W regulaminie NASKu czytamy:
"NASK odmówi zarejestrowania nazwy domeny:
[...]
- która jest nazwą podmiotu prawnego nie związaną z wnioskodawcą."
"NASK zastrzega sobie prawo do natychmiastowego usunięcia delegacji
domeny, gdy zostanie mu doręczona decyzja Urzędu Patentowego lub wyrok
sądu potwierdzające prawa innego podmiotu do nazwy. "

Inna sprawa, że w praktyce wygląda to różnie. Słyszałem o również o
polskich procesach w sprawie domen.

Jeszcze jeden problem: czy suma 299 zł / 2 lata zawiera 600 zł + VAT / 2
lata, które trzeba zapłacić NASKowi (w przypadku domeny w .pl). Strona
WWW nie zawiera informacji na ten temat. Jeśli zawiera, to gratuluję
odważnego posunięcia marketingowego - inwestują Państwo własne pieniądze
licząc na zyski w przyszłości. Jeśli nie, to wprowadzają Państwo klienta
w błąd.
Firma NetNames Polska, która również zajmuje się rejestracją domen (i
jak najbardziej stosuje się do zasad marketingu, zapewniając pełen
zakres usług) na stronie http://www.netnames.pl/cen.html podaje _pełną_
informację o koszcie rejestracji domeny...
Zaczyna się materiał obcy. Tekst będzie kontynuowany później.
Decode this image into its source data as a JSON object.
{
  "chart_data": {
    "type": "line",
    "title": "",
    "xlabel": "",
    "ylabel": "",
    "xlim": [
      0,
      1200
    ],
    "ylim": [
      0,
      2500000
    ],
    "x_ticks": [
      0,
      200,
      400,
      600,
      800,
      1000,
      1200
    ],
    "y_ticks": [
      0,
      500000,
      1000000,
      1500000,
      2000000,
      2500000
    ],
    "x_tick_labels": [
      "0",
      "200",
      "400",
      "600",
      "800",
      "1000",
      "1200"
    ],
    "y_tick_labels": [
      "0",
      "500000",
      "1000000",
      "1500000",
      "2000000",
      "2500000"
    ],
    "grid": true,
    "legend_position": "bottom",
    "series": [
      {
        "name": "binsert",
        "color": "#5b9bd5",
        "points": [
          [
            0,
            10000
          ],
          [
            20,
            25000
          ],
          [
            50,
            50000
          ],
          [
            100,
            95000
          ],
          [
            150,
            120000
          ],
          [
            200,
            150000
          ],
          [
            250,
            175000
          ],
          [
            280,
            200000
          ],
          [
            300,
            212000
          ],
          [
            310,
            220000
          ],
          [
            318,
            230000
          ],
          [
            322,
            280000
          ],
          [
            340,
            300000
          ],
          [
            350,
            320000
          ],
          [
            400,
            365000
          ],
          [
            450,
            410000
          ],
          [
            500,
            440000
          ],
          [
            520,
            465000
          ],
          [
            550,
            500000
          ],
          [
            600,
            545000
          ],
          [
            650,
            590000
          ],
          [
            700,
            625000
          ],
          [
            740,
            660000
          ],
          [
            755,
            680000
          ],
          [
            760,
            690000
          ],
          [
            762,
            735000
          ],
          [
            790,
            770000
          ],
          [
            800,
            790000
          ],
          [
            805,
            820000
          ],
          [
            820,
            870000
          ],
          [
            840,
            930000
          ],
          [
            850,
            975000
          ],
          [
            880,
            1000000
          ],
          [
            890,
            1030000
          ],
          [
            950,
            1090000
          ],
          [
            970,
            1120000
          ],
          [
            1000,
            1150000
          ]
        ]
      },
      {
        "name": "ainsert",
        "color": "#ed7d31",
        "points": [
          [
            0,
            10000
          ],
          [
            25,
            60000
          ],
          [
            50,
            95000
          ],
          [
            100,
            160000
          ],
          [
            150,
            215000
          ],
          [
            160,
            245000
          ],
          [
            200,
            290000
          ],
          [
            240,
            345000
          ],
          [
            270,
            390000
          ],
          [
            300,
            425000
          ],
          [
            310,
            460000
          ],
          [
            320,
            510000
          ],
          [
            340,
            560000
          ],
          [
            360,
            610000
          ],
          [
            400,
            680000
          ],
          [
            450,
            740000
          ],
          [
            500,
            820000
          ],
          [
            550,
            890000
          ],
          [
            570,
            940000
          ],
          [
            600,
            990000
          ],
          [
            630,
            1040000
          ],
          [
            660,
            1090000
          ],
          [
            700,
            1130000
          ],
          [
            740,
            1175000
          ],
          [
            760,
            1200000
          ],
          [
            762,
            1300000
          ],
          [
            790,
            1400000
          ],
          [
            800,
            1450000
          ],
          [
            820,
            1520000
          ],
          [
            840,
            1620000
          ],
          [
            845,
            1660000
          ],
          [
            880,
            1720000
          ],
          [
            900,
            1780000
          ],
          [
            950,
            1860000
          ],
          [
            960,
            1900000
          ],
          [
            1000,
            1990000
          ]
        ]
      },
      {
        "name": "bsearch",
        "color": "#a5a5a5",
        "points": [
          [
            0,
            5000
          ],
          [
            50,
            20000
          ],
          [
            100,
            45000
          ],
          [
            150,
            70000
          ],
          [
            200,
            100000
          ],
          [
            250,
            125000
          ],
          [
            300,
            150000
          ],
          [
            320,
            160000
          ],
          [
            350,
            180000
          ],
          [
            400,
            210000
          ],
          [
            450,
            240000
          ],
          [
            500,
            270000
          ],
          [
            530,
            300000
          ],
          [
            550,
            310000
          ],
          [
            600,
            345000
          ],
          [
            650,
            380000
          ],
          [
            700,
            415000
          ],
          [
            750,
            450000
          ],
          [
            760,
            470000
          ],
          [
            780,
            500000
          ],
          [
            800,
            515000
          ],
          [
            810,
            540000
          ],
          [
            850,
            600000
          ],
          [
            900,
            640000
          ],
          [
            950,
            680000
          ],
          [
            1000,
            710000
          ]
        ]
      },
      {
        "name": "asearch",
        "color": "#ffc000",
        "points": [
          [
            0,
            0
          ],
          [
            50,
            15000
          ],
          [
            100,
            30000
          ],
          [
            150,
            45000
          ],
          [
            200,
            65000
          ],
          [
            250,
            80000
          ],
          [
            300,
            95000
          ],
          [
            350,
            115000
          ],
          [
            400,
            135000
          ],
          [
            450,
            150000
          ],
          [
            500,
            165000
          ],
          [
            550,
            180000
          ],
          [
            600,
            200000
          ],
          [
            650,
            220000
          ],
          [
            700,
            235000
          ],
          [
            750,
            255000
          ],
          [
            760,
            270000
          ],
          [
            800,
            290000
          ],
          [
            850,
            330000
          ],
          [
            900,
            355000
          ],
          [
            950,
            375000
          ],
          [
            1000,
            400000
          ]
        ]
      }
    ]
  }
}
>Dla tego Pana jest widocznie nieznane okreslenie Serwis dla klienta oraz
>Klient w centrum. Fakt ze smieje sie on z informacji, ktore daja klientowi
>lepszy serwis, swiadczy tylko o nowatorskich umiejetnosciach z zakresu
>marketingu Internetowego.

Jedna z podstawowych zasad marketingu to nie wprowadzanie klienta w
błąd.

>Sposob w jaki ten Pan oraz inne osoby sie wypowiadaja nie bede komentowal.
>Swiadczy to tylko o ich poziomie intelektualnym.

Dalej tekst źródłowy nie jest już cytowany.